BigID Security Bulletins
Last Updated: 8/09/2023

MOVEit Transfer Critical Vulnerability CVE-2023-34362

Vulnerability details

On June 1, Progress Software announced a security vulnerability in their MOVEit Transfer software, which is used to securely move files. This problem lets unauthorized people get into the software’s database and modify the information stored there. Luckily, BigID doesn’t use the MOVEit software, so we’re not affected directly. However, we’re being proactive by contacting our vendors to see if they use the software and if it could affect us indirectly. To date, none of our critical vendors have reported any issues that would affect BigID or our customers.

Datadog Import-in-the-Middle Vulnerability

Vulnerability details

On August 6, 2023, we were informed about a recent vulnerability discovered in DataDog, a service that many companies, including ours, use for monitoring. We take such announcements very seriously as they have the potential to impact our service, as well as your data security and privacy.

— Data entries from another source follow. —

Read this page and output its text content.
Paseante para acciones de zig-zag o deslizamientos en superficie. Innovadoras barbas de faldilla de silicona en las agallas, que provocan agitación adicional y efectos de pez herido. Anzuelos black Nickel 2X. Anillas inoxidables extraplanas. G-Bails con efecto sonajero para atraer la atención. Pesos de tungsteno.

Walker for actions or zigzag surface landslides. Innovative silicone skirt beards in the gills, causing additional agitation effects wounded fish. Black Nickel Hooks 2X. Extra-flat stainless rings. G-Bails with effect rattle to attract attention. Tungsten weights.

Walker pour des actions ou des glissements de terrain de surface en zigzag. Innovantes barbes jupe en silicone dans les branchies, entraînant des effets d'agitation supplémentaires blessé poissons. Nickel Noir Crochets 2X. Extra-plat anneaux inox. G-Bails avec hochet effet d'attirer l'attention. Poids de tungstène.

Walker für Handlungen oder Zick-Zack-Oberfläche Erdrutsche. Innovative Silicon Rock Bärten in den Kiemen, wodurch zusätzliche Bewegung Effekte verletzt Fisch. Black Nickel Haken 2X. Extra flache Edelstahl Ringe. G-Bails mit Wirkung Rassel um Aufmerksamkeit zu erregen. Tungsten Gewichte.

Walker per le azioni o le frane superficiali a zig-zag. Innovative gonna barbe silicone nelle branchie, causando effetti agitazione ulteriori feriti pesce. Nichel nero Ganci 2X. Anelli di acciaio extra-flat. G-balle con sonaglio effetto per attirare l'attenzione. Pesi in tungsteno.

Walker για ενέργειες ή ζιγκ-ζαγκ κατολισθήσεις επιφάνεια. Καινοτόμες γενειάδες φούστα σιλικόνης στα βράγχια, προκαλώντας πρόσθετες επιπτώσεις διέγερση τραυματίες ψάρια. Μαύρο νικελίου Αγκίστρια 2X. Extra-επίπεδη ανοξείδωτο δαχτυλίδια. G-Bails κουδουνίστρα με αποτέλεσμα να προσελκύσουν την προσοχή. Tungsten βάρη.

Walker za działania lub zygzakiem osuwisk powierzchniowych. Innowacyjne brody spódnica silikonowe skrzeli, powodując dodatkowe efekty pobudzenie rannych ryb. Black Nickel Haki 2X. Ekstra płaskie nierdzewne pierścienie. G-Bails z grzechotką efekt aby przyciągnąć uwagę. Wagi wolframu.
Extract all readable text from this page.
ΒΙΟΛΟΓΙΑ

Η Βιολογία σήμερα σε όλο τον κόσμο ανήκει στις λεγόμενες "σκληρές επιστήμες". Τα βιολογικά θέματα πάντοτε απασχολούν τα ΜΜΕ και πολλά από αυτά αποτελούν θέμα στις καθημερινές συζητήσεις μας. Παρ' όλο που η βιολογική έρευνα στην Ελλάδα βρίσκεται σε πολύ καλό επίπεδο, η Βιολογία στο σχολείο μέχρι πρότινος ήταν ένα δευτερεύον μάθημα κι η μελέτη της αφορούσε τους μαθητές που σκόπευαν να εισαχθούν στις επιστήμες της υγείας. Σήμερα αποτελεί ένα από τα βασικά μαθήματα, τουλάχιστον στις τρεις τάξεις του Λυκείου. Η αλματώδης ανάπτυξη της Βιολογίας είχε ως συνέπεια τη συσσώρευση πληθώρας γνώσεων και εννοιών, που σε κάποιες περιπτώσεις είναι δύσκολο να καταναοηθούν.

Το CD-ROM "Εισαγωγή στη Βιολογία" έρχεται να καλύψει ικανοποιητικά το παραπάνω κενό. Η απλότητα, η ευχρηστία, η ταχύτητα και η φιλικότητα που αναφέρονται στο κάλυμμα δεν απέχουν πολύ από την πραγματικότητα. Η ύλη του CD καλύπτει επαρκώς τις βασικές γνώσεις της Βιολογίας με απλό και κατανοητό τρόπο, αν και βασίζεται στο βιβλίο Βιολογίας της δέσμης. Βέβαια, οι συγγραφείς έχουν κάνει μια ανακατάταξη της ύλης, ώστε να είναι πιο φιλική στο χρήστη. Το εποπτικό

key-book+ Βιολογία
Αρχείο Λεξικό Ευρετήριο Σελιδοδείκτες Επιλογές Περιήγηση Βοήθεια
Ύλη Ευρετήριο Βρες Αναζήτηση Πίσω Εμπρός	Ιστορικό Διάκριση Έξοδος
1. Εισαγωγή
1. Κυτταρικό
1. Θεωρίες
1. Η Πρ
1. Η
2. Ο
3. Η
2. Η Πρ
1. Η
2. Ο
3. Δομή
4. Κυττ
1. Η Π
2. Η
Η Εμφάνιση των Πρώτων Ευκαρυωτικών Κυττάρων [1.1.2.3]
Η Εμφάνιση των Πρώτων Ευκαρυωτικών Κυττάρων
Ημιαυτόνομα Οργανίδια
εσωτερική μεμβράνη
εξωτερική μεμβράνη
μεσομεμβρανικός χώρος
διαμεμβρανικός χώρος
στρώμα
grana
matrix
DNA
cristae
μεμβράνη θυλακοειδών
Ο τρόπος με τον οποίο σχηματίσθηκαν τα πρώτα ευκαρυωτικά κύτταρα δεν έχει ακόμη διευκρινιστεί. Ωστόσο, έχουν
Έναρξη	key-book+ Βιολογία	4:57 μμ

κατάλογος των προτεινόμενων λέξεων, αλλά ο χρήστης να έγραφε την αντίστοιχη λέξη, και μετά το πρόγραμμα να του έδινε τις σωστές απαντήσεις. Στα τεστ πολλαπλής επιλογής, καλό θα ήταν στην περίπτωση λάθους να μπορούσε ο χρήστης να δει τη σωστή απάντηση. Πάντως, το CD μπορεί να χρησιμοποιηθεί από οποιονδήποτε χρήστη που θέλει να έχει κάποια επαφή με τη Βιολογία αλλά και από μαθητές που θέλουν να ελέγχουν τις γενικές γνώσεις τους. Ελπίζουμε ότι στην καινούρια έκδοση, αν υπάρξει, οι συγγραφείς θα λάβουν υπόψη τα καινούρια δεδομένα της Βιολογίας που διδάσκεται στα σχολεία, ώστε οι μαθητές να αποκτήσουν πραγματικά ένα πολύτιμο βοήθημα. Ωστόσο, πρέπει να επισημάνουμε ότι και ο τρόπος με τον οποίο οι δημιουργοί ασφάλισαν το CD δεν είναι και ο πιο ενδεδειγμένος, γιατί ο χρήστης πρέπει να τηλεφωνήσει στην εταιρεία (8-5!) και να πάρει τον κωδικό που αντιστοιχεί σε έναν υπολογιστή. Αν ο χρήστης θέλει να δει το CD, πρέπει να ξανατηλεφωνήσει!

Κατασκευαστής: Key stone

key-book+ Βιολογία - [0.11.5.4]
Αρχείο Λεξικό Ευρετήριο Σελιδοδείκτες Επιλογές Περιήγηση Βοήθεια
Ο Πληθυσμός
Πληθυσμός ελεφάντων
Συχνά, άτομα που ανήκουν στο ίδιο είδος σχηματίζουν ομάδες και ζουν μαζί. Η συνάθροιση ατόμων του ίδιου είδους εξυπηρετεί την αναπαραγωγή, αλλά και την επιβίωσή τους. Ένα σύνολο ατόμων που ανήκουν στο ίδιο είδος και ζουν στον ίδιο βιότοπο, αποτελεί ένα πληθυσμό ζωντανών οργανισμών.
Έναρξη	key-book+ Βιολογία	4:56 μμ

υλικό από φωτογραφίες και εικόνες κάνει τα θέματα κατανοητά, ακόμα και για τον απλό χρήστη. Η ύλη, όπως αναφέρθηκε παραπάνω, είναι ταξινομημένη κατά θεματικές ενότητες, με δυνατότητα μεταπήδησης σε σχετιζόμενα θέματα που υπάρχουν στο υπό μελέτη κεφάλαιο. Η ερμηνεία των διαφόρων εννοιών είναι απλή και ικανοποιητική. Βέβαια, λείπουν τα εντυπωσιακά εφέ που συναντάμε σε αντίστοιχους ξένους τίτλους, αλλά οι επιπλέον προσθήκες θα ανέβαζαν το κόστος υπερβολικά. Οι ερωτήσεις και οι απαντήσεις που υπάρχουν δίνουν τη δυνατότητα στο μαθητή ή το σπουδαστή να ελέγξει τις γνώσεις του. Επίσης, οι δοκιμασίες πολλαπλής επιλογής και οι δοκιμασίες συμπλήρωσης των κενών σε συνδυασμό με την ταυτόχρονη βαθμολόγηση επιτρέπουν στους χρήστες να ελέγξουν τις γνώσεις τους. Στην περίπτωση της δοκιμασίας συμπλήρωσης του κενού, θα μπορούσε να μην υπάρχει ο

In response to this, our security team has been working diligently to assess our systems. We are pleased to report that an exhaustive review of all our codebase revealed no indications of the flags that would make our code susceptible to these vulnerabilities. Therefore, we are confident that our use of DataDog does not pose a threat to the security of our service or your data. However, in our commitment to transparency and security, we want to share that we are running versions of dd-trace, which do contain the vulnerabilities. These, under normal circumstances, may pose risks, but we have found no unsafe usage in our repositories.

As an additional measure, we are forwarding this information to all our development teams to ensure they are fully aware of the situation and perform the necessary actions to upgrade to versions that don’t contain the above mentioned vulnerabilities. We will continue to closely monitor the situation and will take all necessary steps to maintain the highest level of data security.